Home » Adventures in Grace
By Rob Calame, Adventure Manager
Summer is upon us, friends! The arrival of this busy new season goes hand in hand with sunshine, BBQ’s, beach days, and more! For us here in the mountains it also means a few weeks of training for our new staff in preparation for the thousands of guests we serve each summer. Though a daunting task, this season of training has continually proven itself to be one of my favorite times of the year.
There is something special about being given the opportunity to spend a solid week working side by side with a group of young adults, all the while teaching, coaching, and imparting as much knowledge as possible in an effort to prepare them for the months to come. There are few things like witnessing that “Ah ha!” moment when something just clicks in a person’s brain and you know that they not only understand how to do something but more importantly, the “why” behind it.
This past week we were training staff on our Sequoia Adventure Course. The course is essentially a large obstacle course, suspended about 30-80 feet up in the redwoods with breath-taking views of the trickling creek and lush forest below. In addition to its gorgeous location, the Sequoia Adventure Course offers a variety of activities with a wide range of difficulty and therein lays its true beauty. One minute you may be relaxing in a large cargo net, and the next you could have the opportunity to leap for a hanging rope like the king of the jungle with your heart ready to pound right out of your chest. The element of choice our guests are given in regard to which activities they choose to attempt or not on our Sequoia Adventure Course can be an amazing teaching tool for all ages, especially when the choices guests make don’t always work out the way they were expecting them to.
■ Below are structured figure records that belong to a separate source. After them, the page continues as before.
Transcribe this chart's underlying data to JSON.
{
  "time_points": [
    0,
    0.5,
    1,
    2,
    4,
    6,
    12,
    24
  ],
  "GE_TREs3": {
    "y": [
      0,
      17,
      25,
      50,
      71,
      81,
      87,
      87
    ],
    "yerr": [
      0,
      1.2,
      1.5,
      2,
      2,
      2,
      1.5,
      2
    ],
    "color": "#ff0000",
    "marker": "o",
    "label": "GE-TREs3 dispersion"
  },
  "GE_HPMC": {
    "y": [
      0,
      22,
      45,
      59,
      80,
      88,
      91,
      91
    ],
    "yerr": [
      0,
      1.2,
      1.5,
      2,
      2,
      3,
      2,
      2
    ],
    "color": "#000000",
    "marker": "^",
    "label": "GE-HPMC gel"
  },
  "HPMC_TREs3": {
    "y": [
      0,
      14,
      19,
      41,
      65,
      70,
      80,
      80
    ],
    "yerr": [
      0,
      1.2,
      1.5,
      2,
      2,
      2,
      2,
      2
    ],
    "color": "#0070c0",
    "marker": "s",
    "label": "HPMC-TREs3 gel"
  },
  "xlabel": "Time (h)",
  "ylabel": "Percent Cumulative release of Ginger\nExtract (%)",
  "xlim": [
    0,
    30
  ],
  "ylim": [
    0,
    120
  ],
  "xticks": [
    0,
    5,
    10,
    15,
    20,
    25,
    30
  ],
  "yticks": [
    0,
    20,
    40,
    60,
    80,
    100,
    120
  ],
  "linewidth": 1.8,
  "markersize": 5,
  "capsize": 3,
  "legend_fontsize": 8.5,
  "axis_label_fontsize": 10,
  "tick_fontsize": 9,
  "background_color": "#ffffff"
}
A key part of our course training revolves around the concept of assisting guests when they find themselves in situations they just can’t seem to get out of on their own. Sometimes that assistance comes in the form of an encouraging or instructional word, and other times it may mean providing some physical support with a hand or even some other helpful piece of gear. Regardless, guests are usually very apologetic and quite sheepish when finding themselves in such situations, especially when the physical support is needed and the rescue gear comes out. During the rescue portions of our training, I found myself cautioning our staff over and over with this bit of information; “when going out to assist a guest on an activity, their first words will almost always be ‘I’m sorry.’” No matter how adventurous or physically fit they may be; no matter how nervous or justifiably scared they are, you will almost always hear a profuse apology as soon as you get out on the line with them. Saying this to our staff over and over got me thinking though; how true is that for all of us in life? We often find ourselves in new and unfamiliar situations, and yet we have such a hard time giving ourselves the grace to make mistakes and then learn from them.
This idea of grace can make all the sense in the world when dealing with others, and yet when it comes to how we handle ourselves, grace can be the most elusive of concepts. Our world can move so quickly and be so incredibly busy that we forget or ignore the fact that we are always continuing to grow and learn in our own lives. We have a tendency to put such high expectations on ourselves in terms of our work, our families, and even our faith that it makes it impossible to succeed by our standards. It’s almost as if we stack the deck against ourselves. Whether it be the desire to have a picture perfect family with the most well-behaved kids in the neighborhood or the notion that you should be able to flawlessly traverse a vertical cargo net hanging 80 feet up in the air on your first attempt, we don’t give ourselves the grace we need, and more importantly, the grace God calls us to. And there, high up in a redwood tree in the middle of my rescue training with 14 young adults, I was reminded that it’s not our standards that mean a thing, but rather it’s God’s standards that mean everything.
In our busy culture today it is incredibly difficult for us to accept God’s grace and the love that he so freely gives. Where is He calling you to give grace today?